2025-08-05 02:24:52 +00:00 · 2020-07-27 22:13:22 +02:00
parent dbd0f3ff97
commit f8c6f79b10
160 changed files with 8854 additions and 64 deletions
--- a/website/site/content/docs/dev/adr/0013_archive_files.md
+++ b/website/site/content/docs/dev/adr/0013_archive_files.md
@ -0,0 +1,42 @@
+++
+title = "Archive Files"
+weight = 140
+++
+
+
+# Context and Problem Statement
+
+Docspell should have support for files that contain the actual files
+that matter, like zip files and other such things. It should extract
+its contents automatcially.
+
+Since docspell should never drop or modify user data, the archive file
+must be present in the database.

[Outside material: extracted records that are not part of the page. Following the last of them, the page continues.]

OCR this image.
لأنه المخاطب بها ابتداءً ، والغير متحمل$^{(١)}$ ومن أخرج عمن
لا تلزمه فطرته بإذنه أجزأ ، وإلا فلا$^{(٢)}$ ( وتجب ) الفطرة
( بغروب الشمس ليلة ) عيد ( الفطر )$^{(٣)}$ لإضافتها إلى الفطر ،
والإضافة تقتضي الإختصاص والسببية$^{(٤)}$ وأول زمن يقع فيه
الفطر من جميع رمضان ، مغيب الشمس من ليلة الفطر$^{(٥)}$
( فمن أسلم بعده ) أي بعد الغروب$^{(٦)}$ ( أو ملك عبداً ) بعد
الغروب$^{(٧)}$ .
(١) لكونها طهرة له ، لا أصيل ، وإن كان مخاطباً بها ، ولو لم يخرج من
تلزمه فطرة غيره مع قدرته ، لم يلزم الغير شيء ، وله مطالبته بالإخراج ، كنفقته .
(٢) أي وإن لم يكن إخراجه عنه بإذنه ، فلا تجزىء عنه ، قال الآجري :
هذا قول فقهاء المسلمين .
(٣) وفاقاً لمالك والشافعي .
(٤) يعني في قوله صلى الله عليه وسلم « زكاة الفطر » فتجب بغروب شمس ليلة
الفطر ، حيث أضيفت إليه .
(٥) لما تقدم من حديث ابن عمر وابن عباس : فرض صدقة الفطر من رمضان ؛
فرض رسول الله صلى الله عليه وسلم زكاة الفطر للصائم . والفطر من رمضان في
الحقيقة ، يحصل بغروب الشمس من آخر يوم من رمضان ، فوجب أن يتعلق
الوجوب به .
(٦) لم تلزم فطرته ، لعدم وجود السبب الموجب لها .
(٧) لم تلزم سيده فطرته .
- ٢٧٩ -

And it must be possible to download
+the file unmodified.
+
+On the other hand, files in there need to be text analysed and
+converted to pdf files.
+
+# Decision Outcome
+
+There is currently a table `attachment_source` which holds references
+to "original" files. These are the files as uploaded by the user,
+before converted to pdf. Archive files add a subtlety to this: in case
+of an archive, an `attachment_source` is the original (non-archive)
+file inside an archive.
+
+The archive file itself will be stored in a separate table `attachment_archive`.
+
+Example: uploading a `files.zip` ZIP file containing `report.jpg`:
+
+- `attachment_source`: report.jpg
+- `attachment`: report.pdf
+- `attachment_archive`: files.zip
+
+Archive may contain other archives. Then the inner archives will not
+be saved. The archive file is extracted recursively, until there is no
+known archive file found.
+
+# Initial Support
+
+Initial support is implemented for ZIP and EML (e-mail files) files.